What the group could offer its members was discussed at the August board meeting.
"It was very difficult with the changes that have occurred over the last 18 months - there was really little we could offer."
These changes included the withdrawal of funds to regional tourism bodies.
"The SA Tourism Commission about 18 months ago changed their funding and their organisation of regional tourism," Mrs Vickery said.
"They withdrew the funding to Limestone Coast Tourism and other regional bodies they were giving funding to."
This left the group without the three employees who were paid to run the association.
At the same time the SE Local Government Association, which also funded Limestone Coast Tourism, made the decision to create a position of tourism industry development officer instead of withdrawing funding.
The SA Tourism Commission and Limestone Coast Tourism each made a contribution to funding this position, occupied by Biddie Tietz.
"For that, Biddie is the region's contact person for various things the SA Tourism Commission may do in the region," Mrs Vickery said.
Also as part of the changes, the marketing for the Limestone Coast and other regions is now centralised in Adelaide by the SA Tourism Commission.
"The marketing programs that were being run to bring visitors to this region are now all central," Mrs Vickery told the Herald.
She said a lot of this centralised marketing has focused on Kangaroo Island, and was also now being aimed at the Barossa Valley and Southern Flinders - at the expense of the outer regions.
"The SA Tourism Commission have really focused on Kangaroo Island over the past 12 months, the next 12 months they are still looking at Kangaroo Island, the Barossa Valley and Southern Flinders," she said.
"The outer regions are really looking as though they're being ignored."
Organising and printing of one of Limestone Coast Tourism's main projects - the regional visitor guide - was also taken off the group and moved to Adelaide.
The last visitor guide Limestone Coast Tourism printed was in 2010 and represented one thing the body could offer its members through discounted advertising of their businesses.
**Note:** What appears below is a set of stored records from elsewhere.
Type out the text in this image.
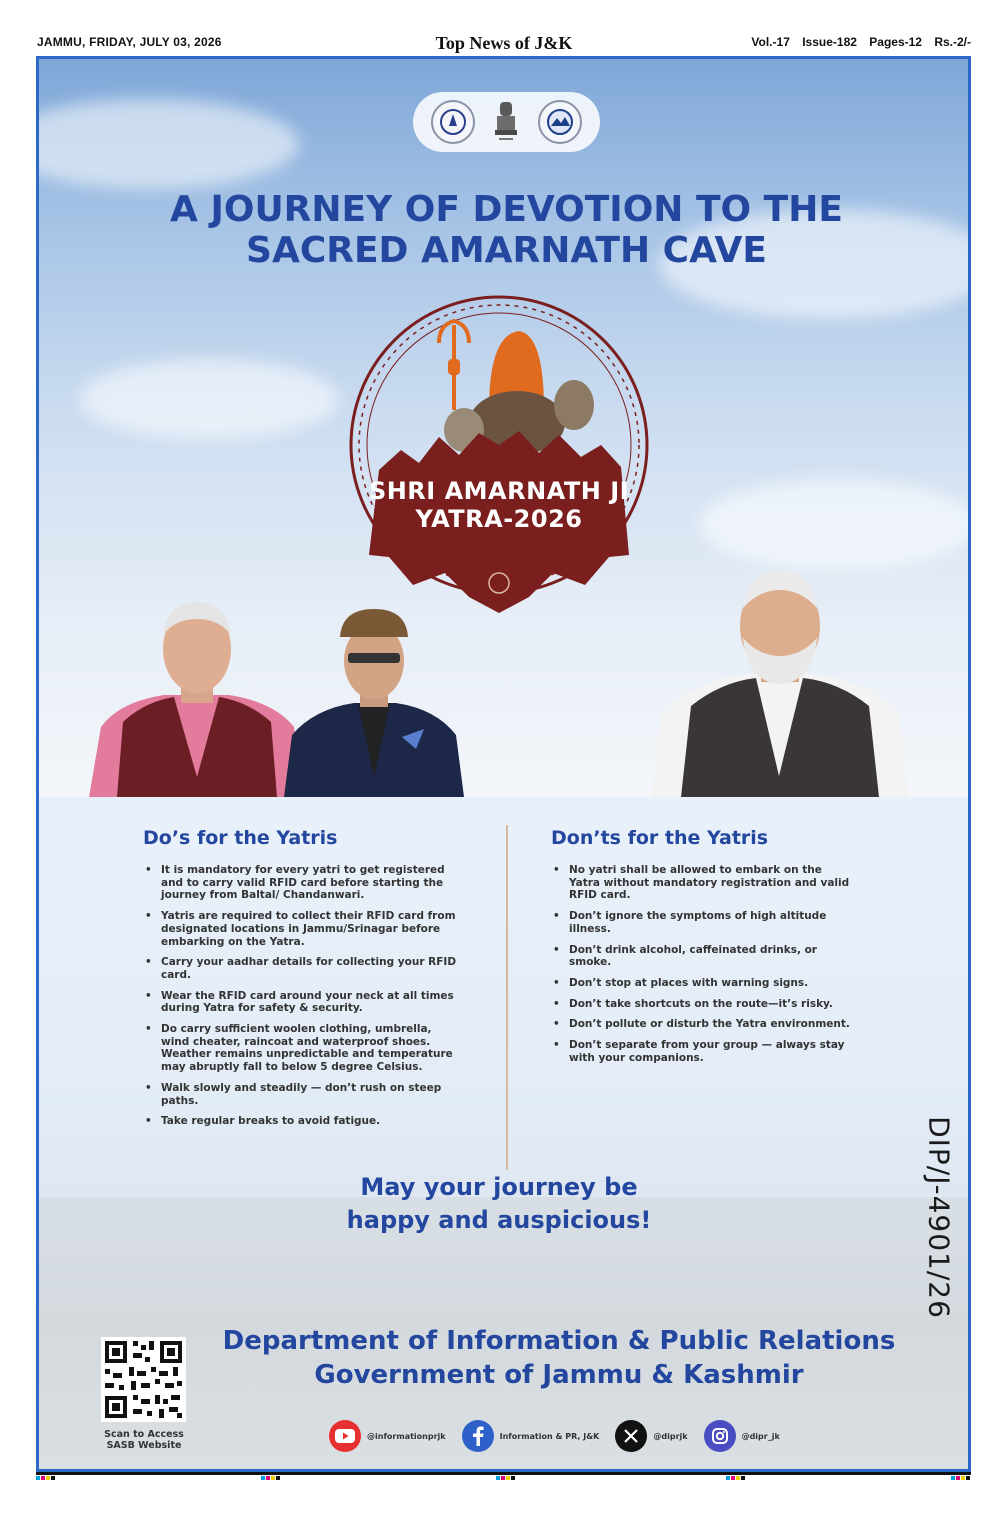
JAMMU, FRIDAY, JULY 03, 2026	Top News of J&K	Vol.-17 Issue-182 Pages-12 Rs.-2/-
A JOURNEY OF DEVOTION TO THE
SACRED AMARNATH CAVE
SHRI AMARNATH JI
YATRA-2026
Do’s for the Yatris
• It is mandatory for every yatri to get registered and to carry valid RFID card before starting the journey from Baltal/ Chandanwari.
• Yatris are required to collect their RFID card from designated locations in Jammu/Srinagar before embarking on the Yatra.
• Carry your aadhar details for collecting your RFID card.
• Wear the RFID card around your neck at all times during Yatra for safety & security.
• Do carry sufficient woolen clothing, umbrella, wind cheater, raincoat and waterproof shoes. Weather remains unpredictable and temperature may abruptly fall to below 5 degree Celsius.
• Walk slowly and steadily — don’t rush on steep paths.
• Take regular breaks to avoid fatigue.
Don’ts for the Yatris
• No yatri shall be allowed to embark on the Yatra without mandatory registration and valid RFID card.
• Don’t ignore the symptoms of high altitude illness.
• Don’t drink alcohol, caffeinated drinks, or smoke.
• Don’t stop at places with warning signs.
• Don’t take shortcuts on the route—it’s risky.
• Don’t pollute or disturb the Yatra environment.
• Don’t separate from your group — always stay with your companions.
May your journey be
happy and auspicious!	DIP/J-4901/26
Department of Information & Public Relations
Government of Jammu & Kashmir
Scan to Access
SASB Website
@informationprjk	Information & PR, J&K	@diprjk	@dipr_jk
The guide also had a close contact and connection with tourism operators and attractions according to Mrs Vickery.
"Since the guide has gone to Adelaide we feel that connection has been lost," she said.
Some of the information printed in the guide now has been described as wrong or incomplete.
"Just as a really simple example at the back they've got a graph of what services are in each town and if you look at that Naracoorte doesn't have any hotels," Mrs Vickery remarked.
The first edition the SA Tourism Commission was supposed to print didn't even get off the printing press so they reprinted the old one - which came out after Christmas.
"It was very late," Mrs Vickery said. "It was less than satisfactory."
The SA Tourism Commission also withdrew funding from visitor information centres and is now only offering support to eight centres State-wide - with the only Limestone Coast centre being the Lady Nelson Visitor Information Centre in Mount Gambier.
These changes led to a situation where the Limestone Coast Tourism board decided winding up the organisation would be the only option and a special meeting was convened in Penola on October 17.
A miscommunication before that meeting gave the organisation a brief reprieve.
It was understood that the body's constitution stipulated that for the association to be wound up 75 per cent of the financial membership needed to be present and for a vote to happen.
It was only after the meeting after a call to consumer affairs that Mrs Vickery found out she had not been given the full information and the 75 per cent referred to 75 per cent of those present at the meeting needed to vote in favour of winding up.
"We understood there weren't enough people there," Mrs Vickery said.
At the November 13 meeting, to be held at Katnook Estate in Penola after a tourism industry briefing, the fate of the surplus assets the organisation has will be decided.
Under the constitution the surplus assets shall not be paid or distributed among the members of the association but shall be given or transferred to a corporation having objectives similar to the association.